Porcine reproductive and respiratory syndrome virus (PRRSV) can induce severe reproductive failure in sows, and is involved in the porcine respiratory disease complex. The glycoprotein GP4 of the European prototype PRRSV strain Lelystad virus (LV) contains a linear neutralizing epitope that is located in a highly variable region. The current study aimed to evaluate the antibody response against this and other epitopes on GP4 to infection of pigs with European-type PRRSV. It was shown that three virus strains, differing in the region that corresponds to the neutralizing epitope on GP4 of LV, strongly induce antibodies against this area. Antibodies against the epitopes of the different virus strains were purified from polyclonal swine sera, and used in virus-neutralization tests on primary alveolar macrophages. This revealed that antibodies against the variable region in GP4 of different virus strains are able to neutralize infection with homologous but not heterologous virus strains.

Development of an experimental inactivated PRRSV vaccine that induces virus-neutralizing antibodies.
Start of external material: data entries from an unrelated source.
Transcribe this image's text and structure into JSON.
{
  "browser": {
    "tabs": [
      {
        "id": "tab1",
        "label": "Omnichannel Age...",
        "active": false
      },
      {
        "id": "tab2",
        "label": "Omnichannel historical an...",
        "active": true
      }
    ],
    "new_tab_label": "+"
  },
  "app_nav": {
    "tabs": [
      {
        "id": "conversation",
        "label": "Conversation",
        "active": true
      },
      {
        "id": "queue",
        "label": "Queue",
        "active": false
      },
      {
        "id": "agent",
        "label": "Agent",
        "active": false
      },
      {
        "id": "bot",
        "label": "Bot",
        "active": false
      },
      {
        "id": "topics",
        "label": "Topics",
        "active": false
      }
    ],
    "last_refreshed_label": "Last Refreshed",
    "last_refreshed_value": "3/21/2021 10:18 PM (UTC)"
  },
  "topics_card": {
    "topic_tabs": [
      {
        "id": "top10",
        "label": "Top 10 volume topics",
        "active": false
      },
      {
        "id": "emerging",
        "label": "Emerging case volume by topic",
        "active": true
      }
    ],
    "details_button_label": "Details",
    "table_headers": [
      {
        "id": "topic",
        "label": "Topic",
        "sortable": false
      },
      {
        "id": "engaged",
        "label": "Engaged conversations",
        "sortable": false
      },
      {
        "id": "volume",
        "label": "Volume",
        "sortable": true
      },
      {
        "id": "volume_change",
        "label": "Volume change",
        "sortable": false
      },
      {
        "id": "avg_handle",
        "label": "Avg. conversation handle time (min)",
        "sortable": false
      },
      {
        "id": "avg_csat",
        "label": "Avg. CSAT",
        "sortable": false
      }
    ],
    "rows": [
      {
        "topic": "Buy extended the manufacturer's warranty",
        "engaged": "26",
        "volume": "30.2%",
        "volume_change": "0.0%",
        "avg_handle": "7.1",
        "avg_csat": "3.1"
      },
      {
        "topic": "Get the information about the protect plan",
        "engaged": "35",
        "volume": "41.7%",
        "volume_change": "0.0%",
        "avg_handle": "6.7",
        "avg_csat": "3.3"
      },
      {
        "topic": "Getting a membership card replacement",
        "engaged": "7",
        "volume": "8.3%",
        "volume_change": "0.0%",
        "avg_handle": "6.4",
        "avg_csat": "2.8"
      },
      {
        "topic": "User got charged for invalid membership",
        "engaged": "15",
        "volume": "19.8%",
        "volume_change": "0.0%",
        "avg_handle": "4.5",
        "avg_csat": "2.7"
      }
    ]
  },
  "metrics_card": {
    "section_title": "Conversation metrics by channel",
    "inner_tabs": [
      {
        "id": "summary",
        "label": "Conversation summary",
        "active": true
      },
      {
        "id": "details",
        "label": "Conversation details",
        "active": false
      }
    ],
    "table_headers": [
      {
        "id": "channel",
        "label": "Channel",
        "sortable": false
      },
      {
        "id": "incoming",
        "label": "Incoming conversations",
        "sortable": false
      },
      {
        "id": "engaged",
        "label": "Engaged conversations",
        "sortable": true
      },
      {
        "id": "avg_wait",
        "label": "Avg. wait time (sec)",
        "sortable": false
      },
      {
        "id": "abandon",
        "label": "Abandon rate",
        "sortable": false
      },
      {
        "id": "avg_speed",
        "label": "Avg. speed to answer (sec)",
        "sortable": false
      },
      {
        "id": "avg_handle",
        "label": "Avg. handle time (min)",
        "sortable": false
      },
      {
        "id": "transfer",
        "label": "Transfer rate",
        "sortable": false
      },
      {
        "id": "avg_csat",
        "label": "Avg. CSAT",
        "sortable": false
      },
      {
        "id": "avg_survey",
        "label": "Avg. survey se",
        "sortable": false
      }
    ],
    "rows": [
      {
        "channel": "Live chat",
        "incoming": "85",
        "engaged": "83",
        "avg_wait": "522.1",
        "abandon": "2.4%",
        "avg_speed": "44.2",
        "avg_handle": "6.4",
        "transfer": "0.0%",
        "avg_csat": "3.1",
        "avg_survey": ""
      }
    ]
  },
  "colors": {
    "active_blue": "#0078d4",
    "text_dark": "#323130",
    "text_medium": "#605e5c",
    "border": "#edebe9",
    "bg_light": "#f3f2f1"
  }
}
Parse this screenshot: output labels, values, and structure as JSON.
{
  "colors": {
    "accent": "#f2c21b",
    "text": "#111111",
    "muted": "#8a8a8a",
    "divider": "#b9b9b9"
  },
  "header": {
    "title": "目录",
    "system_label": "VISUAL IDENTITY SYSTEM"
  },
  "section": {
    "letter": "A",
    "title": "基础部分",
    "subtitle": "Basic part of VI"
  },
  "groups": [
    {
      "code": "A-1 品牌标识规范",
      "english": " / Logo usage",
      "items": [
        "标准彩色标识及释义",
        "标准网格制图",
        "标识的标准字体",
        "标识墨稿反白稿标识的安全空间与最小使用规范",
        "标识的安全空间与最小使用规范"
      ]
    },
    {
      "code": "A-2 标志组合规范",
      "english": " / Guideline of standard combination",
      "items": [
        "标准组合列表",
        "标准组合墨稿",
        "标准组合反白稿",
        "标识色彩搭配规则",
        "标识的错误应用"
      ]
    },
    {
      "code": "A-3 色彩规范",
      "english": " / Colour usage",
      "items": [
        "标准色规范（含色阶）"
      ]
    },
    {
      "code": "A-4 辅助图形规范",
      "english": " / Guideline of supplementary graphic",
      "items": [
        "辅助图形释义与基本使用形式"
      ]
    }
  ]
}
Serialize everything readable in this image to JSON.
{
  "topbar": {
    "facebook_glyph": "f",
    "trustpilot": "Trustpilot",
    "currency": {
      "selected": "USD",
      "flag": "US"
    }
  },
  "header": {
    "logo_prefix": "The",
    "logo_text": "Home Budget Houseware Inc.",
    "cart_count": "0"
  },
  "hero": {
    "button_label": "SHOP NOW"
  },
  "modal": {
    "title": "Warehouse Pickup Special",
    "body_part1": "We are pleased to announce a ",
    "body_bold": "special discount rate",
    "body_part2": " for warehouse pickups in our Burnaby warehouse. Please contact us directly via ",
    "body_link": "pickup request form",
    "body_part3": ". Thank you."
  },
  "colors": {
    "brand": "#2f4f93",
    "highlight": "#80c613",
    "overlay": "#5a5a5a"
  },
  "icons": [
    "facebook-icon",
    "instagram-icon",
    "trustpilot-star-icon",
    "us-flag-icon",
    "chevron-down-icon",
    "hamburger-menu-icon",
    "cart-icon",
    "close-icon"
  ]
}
Porcine reproductive and respiratory syndrome virus (PRRSV) can induce reproductive disorders and is involved in the porcine respiratory disease complex, causing tremendous economic losses to the swine industry. Inactivated PRRSV vaccines are preferred over attenuated vaccines because of their safety and flexibility towards emerging virus strains, but the efficacy of current inactivated PRRSV vaccines is questionable. In this study, experimental inactivated PRRSV vaccines were developed, based on two formerly optimized inactivation procedures: UV irradiation and treatment with binary ethylenimine (BEI). In a first experiment, it was shown that vaccination with UV- or BEI-inactivated virus in combination with Incomplete Freund's Adjuvant induced virus-specific antibodies and strongly primed the virus-neutralizing (VN) antibody response. Subsequently, the influence of adjuvants on the immunogenicity of neutralizing epitopes on the inactivated virus was investigated. It was shown that vaccination with BEI-inactivated virus in combination with a commercial oil-in-water adjuvant induced high titers (3.4 log(2)) of VN antibodies in 6/6 pigs, instead of only priming the neutralizing antibody response. After challenge, neutralizing antibody titers in these vaccinated animals rose to a mean value of 5.5 log(2), and the duration of the viremia was reduced to an average of 1 week. This study shows that, by the use of an optimized inactivation procedure and a suitable adjuvant, inactivated PRRSV vaccines can be developed that induce VN antibodies and offer partial protection upon challenge.